Bonds designed to protect insurers such as Chubb Corp. (CB) and Travelers Cos. (TRV) from natural disaster costs are signaling superstorm Sandy probably won’t trigger payouts, according to John Brynjolfsson of Armored Wolf LLC.
While catastrophe bonds exposed to storm damage in the U.S. Northeast have received lower bids from dealers after the biggest Atlantic storm in history lashed the region, most securities are still listed at about par, said Brynjolfsson, whose hedge fund oversees $735 million and owns so-called cat bonds. That includes notes tied to risk at Chubb and Travelers, he said.
“This is not a major industry event” as cat bonds typically pay out on losses at thresholds higher than the projected damage from Sandy, Brynjolfsson said in a telephone interview. “The par bids reflect less enthusiasm about rolling the dice, but it also reflects that, odds are, none of these bonds should attach.”

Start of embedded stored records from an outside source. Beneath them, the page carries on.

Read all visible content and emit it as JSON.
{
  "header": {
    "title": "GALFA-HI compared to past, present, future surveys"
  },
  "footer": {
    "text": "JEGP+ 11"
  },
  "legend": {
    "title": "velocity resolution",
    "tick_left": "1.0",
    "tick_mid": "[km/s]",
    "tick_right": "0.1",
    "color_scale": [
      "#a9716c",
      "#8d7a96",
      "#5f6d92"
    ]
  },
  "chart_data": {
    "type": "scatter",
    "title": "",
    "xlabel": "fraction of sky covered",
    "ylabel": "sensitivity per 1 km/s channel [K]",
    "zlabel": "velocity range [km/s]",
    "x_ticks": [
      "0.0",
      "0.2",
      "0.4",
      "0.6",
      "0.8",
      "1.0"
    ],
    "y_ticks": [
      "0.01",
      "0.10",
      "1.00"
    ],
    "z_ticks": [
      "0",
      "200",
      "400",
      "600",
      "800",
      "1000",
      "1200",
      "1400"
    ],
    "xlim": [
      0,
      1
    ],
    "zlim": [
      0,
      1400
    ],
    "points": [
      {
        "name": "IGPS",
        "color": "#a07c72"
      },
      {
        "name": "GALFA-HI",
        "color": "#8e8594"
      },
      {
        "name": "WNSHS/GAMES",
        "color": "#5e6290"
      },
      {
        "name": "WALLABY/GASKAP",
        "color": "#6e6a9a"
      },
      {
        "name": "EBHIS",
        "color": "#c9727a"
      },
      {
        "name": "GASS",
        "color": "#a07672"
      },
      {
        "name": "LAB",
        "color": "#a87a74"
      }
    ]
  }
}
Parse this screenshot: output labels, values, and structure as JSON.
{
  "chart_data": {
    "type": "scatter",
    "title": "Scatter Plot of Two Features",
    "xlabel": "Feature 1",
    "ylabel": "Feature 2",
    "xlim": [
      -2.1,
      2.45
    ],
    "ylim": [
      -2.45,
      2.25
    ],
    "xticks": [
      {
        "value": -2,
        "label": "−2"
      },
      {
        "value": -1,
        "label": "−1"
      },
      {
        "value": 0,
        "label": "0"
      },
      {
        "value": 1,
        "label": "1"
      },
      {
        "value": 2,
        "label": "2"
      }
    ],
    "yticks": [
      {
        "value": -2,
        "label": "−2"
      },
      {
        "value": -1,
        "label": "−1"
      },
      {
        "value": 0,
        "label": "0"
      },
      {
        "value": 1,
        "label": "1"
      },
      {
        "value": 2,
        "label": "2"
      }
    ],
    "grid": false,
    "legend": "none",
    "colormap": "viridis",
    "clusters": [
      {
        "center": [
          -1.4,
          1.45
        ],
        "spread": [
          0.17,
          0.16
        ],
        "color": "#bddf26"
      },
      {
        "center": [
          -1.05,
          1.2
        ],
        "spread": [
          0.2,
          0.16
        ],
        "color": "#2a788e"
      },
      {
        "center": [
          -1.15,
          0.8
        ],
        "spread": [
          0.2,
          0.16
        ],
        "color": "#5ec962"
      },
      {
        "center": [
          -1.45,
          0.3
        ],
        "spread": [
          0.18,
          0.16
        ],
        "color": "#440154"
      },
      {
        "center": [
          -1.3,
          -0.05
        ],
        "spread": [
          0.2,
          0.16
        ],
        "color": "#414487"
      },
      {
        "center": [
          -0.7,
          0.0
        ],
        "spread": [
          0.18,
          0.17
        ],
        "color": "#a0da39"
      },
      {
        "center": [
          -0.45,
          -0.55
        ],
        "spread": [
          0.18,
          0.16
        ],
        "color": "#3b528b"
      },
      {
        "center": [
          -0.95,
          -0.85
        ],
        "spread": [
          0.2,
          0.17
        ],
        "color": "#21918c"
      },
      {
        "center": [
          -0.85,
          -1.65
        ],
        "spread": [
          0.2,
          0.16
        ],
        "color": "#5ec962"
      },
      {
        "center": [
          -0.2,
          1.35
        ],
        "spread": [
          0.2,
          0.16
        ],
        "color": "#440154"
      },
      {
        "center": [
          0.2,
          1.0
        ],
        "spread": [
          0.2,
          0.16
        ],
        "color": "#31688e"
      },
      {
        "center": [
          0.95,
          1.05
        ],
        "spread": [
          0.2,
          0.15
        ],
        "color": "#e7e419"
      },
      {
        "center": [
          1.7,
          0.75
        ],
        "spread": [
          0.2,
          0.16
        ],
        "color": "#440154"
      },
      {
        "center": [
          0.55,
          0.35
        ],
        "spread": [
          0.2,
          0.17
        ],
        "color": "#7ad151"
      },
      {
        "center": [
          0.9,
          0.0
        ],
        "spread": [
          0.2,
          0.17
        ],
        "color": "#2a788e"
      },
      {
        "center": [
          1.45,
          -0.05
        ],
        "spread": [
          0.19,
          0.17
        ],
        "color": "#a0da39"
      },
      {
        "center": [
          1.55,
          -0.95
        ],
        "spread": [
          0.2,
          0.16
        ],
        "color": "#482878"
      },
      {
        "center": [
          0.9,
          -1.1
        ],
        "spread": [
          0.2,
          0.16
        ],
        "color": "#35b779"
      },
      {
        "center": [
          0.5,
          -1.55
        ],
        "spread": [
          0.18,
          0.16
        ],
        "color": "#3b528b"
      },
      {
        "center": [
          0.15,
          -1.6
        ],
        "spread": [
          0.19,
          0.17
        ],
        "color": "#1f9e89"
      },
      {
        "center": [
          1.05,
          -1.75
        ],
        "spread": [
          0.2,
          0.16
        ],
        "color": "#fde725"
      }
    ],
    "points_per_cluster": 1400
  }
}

Cat-bond prices have gained 2.1 percent this year through last week, compared with a 5 percent decline in 2011, even after the securities dropped by the most in eight months during the five days ended Oct. 26 as Sandy approached the East Coast. The storm may have caused insured losses of as much as $15 billion in the U.S., risk-modeler AIR Worldwide said yesterday.
Chubb, which last week reported a 79 percent increase in third-quarter profit on lower catastrophe costs, has cat-bond arrangements of $475 million linked to storm losses in the Northeast and $150 million for hurricane and severe thunderstorm losses in eight states along the southern U.S. coastline, according to an August regulatory filing.
Travelers, the lone insurer in the Dow Jones Industrial Average, sold $250 million of cat bonds in June through a related vehicle that are linked to hurricane damage in the Northeast, according to its quarterly regulatory filing.
Mark Greenberg, a spokesman at Warren, New Jersey-based Chubb, declined to comment on whether the storm would trigger the securities. Jennifer Wislocki of New York-based Travelers didn’t immediately respond to an e-mail message.
Prices of catastrophe bonds, which lose money if damage thresholds are reached, fell 0.4 percent to 94.77 in the week ended Oct. 26, according to the Swiss Re Cat Bond Price Return Index. Total returns of 10.1 percent are still more than triple the 3.3 percent gain in 2011 after the March earthquake and tsunami in Japan killed almost 16,000 people and destroyed about 390,000 homes.
About $5.5 billion of dollar-denominated cat bonds issued in 2012 have an average maturity of three years with yields of 9.28 percentage points more than short-term lending rates, according to data compiled by Bloomberg. That compares with a 6.93 percent yield on speculative-grade bonds, Bank of America Merrill Lynch index data show.
“We haven’t executed any trades yet,” Patti Guatteri, director of insurance-linked securities trading at Swiss Re Capital Markets in New York, said in a telephone interview. “Most of what I hear is that investors were willing to buy bonds if they see cheap levels.”